DD2 - who has long been suspected to have Autism - and my God it has been difficult to even get the ball rolling on that (despite me having Aspergers!) because at school she shows no signs but at home? Sensory nightmare. Even with my own personal experience I am struggling to help her deal with it all and it feels so, so shit. She’s only 7 at the moment but I can see it getting much worse, like my childhood/teen years were and I so don’t want that for her Sad

speakout · 11/03/2018 07:41

NukaColaGirl Thank you.

I simply feel that people who have MH issues are often those that feel more deeply/think in a different way/have extra special skills.
My OH is ASD and ADD.
He is a high earner and affectionately called "The prof" at work ( technical), as he always has a really sideways and alternative approach to problem solving that no one else has thought of.
I truly believe that these skills are a result of his "problems".
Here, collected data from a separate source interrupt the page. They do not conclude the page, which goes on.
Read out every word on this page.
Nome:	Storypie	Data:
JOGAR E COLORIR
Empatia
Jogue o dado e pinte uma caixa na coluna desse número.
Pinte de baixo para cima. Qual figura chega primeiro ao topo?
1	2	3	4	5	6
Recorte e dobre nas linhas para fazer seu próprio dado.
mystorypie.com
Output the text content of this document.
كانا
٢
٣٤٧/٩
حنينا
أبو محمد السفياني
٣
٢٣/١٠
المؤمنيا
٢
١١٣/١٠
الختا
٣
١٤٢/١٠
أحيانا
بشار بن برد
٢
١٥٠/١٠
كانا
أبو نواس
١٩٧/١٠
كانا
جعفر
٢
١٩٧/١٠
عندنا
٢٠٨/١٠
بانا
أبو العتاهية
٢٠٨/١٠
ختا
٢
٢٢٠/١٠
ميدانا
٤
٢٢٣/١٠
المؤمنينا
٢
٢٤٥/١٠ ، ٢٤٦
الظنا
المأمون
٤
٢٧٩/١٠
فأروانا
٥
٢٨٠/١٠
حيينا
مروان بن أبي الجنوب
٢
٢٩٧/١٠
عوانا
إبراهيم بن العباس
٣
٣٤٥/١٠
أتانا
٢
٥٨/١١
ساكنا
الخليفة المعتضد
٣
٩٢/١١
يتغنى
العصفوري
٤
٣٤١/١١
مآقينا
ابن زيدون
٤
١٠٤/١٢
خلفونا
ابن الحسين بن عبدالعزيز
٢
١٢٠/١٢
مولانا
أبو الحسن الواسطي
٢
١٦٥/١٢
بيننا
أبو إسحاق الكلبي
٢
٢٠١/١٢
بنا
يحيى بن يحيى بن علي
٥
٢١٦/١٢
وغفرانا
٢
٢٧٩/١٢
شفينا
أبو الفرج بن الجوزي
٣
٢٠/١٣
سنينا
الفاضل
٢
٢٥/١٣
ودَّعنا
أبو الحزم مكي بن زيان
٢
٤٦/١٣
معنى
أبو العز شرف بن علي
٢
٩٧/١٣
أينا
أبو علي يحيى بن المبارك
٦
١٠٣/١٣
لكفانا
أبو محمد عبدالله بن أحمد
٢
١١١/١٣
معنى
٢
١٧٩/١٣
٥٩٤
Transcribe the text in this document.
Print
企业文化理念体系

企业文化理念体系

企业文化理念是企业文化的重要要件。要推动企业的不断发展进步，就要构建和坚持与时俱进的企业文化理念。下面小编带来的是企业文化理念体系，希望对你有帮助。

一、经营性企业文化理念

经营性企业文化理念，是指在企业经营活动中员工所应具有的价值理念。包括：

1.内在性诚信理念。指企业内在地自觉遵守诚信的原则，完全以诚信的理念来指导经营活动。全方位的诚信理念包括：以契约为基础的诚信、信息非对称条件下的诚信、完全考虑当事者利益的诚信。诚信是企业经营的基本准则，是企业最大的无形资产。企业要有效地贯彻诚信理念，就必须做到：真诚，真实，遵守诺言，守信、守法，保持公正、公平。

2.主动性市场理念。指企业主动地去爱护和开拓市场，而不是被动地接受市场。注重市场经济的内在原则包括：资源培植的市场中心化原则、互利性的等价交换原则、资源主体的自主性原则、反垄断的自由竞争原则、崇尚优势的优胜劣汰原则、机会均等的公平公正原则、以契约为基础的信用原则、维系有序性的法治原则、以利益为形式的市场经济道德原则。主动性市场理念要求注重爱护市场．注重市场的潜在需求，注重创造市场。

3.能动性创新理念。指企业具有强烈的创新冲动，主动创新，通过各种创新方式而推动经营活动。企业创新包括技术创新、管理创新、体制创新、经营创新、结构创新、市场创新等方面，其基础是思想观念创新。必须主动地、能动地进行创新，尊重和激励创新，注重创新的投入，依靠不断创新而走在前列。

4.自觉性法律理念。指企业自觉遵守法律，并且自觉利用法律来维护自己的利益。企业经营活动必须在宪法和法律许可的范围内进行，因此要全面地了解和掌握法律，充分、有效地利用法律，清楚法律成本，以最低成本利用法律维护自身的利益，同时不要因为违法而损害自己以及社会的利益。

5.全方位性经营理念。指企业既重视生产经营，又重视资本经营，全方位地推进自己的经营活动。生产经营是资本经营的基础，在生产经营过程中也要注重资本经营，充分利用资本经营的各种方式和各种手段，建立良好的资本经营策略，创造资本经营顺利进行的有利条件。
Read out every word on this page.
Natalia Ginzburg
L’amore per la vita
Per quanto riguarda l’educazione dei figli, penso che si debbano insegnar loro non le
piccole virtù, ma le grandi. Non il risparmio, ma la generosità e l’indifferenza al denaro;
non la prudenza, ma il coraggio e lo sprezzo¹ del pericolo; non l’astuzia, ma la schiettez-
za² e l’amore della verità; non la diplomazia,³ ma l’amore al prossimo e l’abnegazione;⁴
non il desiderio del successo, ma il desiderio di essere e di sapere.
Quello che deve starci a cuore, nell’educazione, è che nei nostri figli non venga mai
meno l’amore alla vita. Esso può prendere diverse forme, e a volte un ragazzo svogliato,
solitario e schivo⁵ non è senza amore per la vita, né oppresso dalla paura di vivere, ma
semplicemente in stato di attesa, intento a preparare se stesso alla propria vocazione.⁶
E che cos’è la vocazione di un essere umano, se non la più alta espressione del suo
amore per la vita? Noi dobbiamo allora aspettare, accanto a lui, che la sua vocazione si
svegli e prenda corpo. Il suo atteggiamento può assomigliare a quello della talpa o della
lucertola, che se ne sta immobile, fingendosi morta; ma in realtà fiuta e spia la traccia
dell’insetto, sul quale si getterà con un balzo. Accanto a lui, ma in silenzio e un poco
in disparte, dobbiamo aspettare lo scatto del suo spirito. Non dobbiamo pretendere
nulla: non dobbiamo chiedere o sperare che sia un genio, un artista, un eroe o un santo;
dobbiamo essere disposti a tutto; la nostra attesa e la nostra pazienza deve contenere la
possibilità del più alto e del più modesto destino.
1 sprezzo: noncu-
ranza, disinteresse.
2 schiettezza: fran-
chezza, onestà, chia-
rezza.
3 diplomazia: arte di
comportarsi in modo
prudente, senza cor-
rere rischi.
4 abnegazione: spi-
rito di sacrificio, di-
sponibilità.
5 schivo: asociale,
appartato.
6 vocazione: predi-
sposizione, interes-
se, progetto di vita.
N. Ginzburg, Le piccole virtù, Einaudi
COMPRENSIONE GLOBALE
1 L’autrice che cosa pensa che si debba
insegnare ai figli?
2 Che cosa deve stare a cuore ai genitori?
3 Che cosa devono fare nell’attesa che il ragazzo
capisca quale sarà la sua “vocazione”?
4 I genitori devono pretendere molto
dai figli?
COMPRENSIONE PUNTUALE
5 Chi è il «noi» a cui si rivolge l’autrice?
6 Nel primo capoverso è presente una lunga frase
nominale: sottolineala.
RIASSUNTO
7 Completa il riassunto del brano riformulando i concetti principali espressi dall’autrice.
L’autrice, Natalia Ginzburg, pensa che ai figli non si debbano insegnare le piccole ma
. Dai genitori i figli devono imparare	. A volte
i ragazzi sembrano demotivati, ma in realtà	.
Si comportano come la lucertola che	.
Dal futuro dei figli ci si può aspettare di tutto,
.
SadSubject · 11/03/2018 08:18

Thank you all so much. She was diagnosed with ADHD last year which had totally passed me by as I’d always associated it with door slamming (though we have had some!) and swearing (had a little of that as well).

I’ve tried a few counsellors and she actually seems to have clicked with one, finally! I keep checking with CAMHS.

I also agree that her mind, just like other ADHD genuises such as Robin Williams have a certain kind of sharpness. My worry (not that I ever tell her) is that the meloncholy may be more prominent. I would take all her depressive feelings as my own to give her some moments of happiness.